Govt raises Rs 616 billion against targeted Rs 800 billion

The State Bank of Pakistan (SBP) conducted a Treasury Bill (T-Bill) auction on Wednesday, raising Rs616.06 billion against a target of Rs800 billion. The auction saw a massive participation of Rs2.49 trillion, with the central bank accepting approximately 26.8% of the total bids received.

Cut-off yields across all tenors declined notably, with the 3-month T-bill yield falling by 70 basis points (bps) to 12.9974%. The SBP accepted Rs121.09 billion from a total of Rs632.32 billion in bids for this tenor.

The 6-month T-bill yield dropped by 61bps to 12.8948%, with Rs54 billion accepted from Rs531.15 billion in bids.

The 12-month T-bill saw the sharpest decline, with yields decreasing by 85bps to 12.3500%, and Rs305 billion accepted from Rs1.13 trillion in bids.

Additionally, the SBP raised Rs135.97 billion through non-competitive bidding, bringing the total amount accepted to Rs616.06 billion. The bid-to-cover ratio, which reflects the amount of bids received versus the amount sold, increased to 3.73 from 3.04 in the previous auction, indicating high demand despite a lower acceptance rate.

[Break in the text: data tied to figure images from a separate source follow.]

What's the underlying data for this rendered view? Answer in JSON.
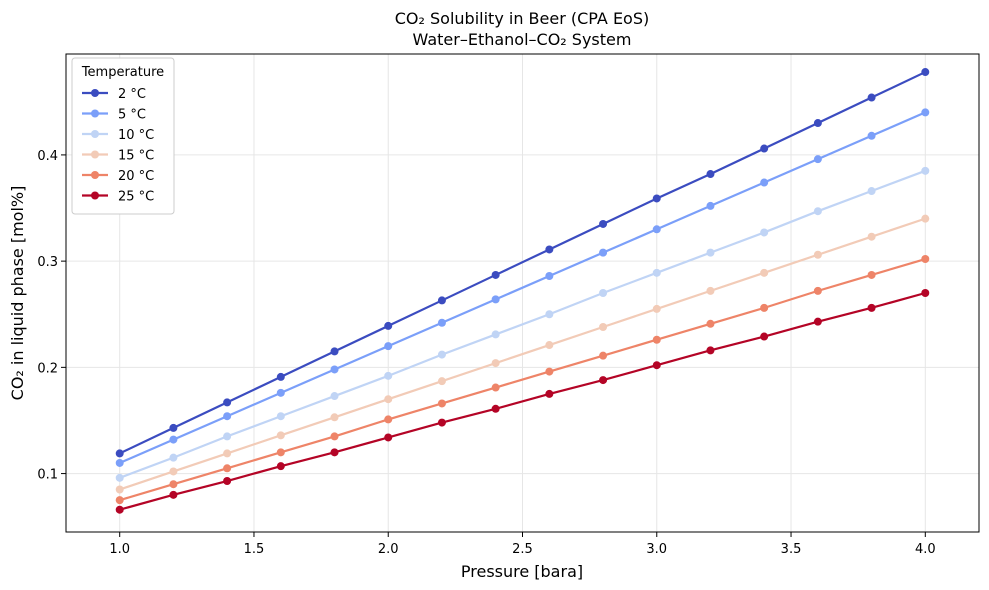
{
  "chart_data": {
    "type": "line",
    "title": "CO₂ Solubility in Beer (CPA EoS)",
    "subtitle": "Water–Ethanol–CO₂ System",
    "xlabel": "Pressure [bara]",
    "ylabel": "CO₂ in liquid phase [mol%]",
    "xlim": [
      0.8,
      4.2
    ],
    "ylim": [
      0.045,
      0.495
    ],
    "xticks": [
      1.0,
      1.5,
      2.0,
      2.5,
      3.0,
      3.5,
      4.0
    ],
    "xtick_labels": [
      "1.0",
      "1.5",
      "2.0",
      "2.5",
      "3.0",
      "3.5",
      "4.0"
    ],
    "yticks": [
      0.1,
      0.2,
      0.3,
      0.4
    ],
    "ytick_labels": [
      "0.1",
      "0.2",
      "0.3",
      "0.4"
    ],
    "grid": true,
    "legend_title": "Temperature",
    "legend_position": "top-left",
    "x": [
      1.0,
      1.2,
      1.4,
      1.6,
      1.8,
      2.0,
      2.2,
      2.4,
      2.6,
      2.8,
      3.0,
      3.2,
      3.4,
      3.6,
      3.8,
      4.0
    ],
    "series": [
      {
        "name": "2 °C",
        "color": "#3b4cc0",
        "values": [
          0.119,
          0.143,
          0.167,
          0.191,
          0.215,
          0.239,
          0.263,
          0.287,
          0.311,
          0.335,
          0.359,
          0.382,
          0.406,
          0.43,
          0.454,
          0.478
        ]
      },
      {
        "name": "5 °C",
        "color": "#7b9ff9",
        "values": [
          0.11,
          0.132,
          0.154,
          0.176,
          0.198,
          0.22,
          0.242,
          0.264,
          0.286,
          0.308,
          0.33,
          0.352,
          0.374,
          0.396,
          0.418,
          0.44
        ]
      },
      {
        "name": "10 °C",
        "color": "#c0d4f5",
        "values": [
          0.096,
          0.115,
          0.135,
          0.154,
          0.173,
          0.192,
          0.212,
          0.231,
          0.25,
          0.27,
          0.289,
          0.308,
          0.327,
          0.347,
          0.366,
          0.385
        ]
      },
      {
        "name": "15 °C",
        "color": "#f2cbb7",
        "values": [
          0.085,
          0.102,
          0.119,
          0.136,
          0.153,
          0.17,
          0.187,
          0.204,
          0.221,
          0.238,
          0.255,
          0.272,
          0.289,
          0.306,
          0.323,
          0.34
        ]
      },
      {
        "name": "20 °C",
        "color": "#ee8468",
        "values": [
          0.075,
          0.09,
          0.105,
          0.12,
          0.135,
          0.151,
          0.166,
          0.181,
          0.196,
          0.211,
          0.226,
          0.241,
          0.256,
          0.272,
          0.287,
          0.302
        ]
      },
      {
        "name": "25 °C",
        "color": "#b40426",
        "values": [
          0.066,
          0.08,
          0.093,
          0.107,
          0.12,
          0.134,
          0.148,
          0.161,
          0.175,
          0.188,
          0.202,
          0.216,
          0.229,
          0.243,
          0.256,
          0.27
        ]
      }
    ]
  }
}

This auction contrasts with the previous one held on November 13, 2024, where the SBP raised Rs820 billion against a target of Rs400 billion. Yields in that auction were significantly higher, with cut-offs of 13.7% for the 3-month, 13.4999% for the 6-month, and 13.1999% for the 12-month T-bills.

SBP also conducted an auction for floating rate Pakistan Investment Bonds on Wednesday in which it sold Rs643.57 billion for 5 and 10-year semiannual bonds against a target of Rs300bn. The cut-off price stood at 96.6877 for the 5-year bond and 92.5462 for the 10-year bond, while bids were rejected for 2-year bonds.

The decline in yields is seen as a positive sign, reflecting improved liquidity conditions and a favourably expansive interest rate outlook. Analysts believe that this development could support the government’s efforts in fiscal management and contribute to broader economic stability.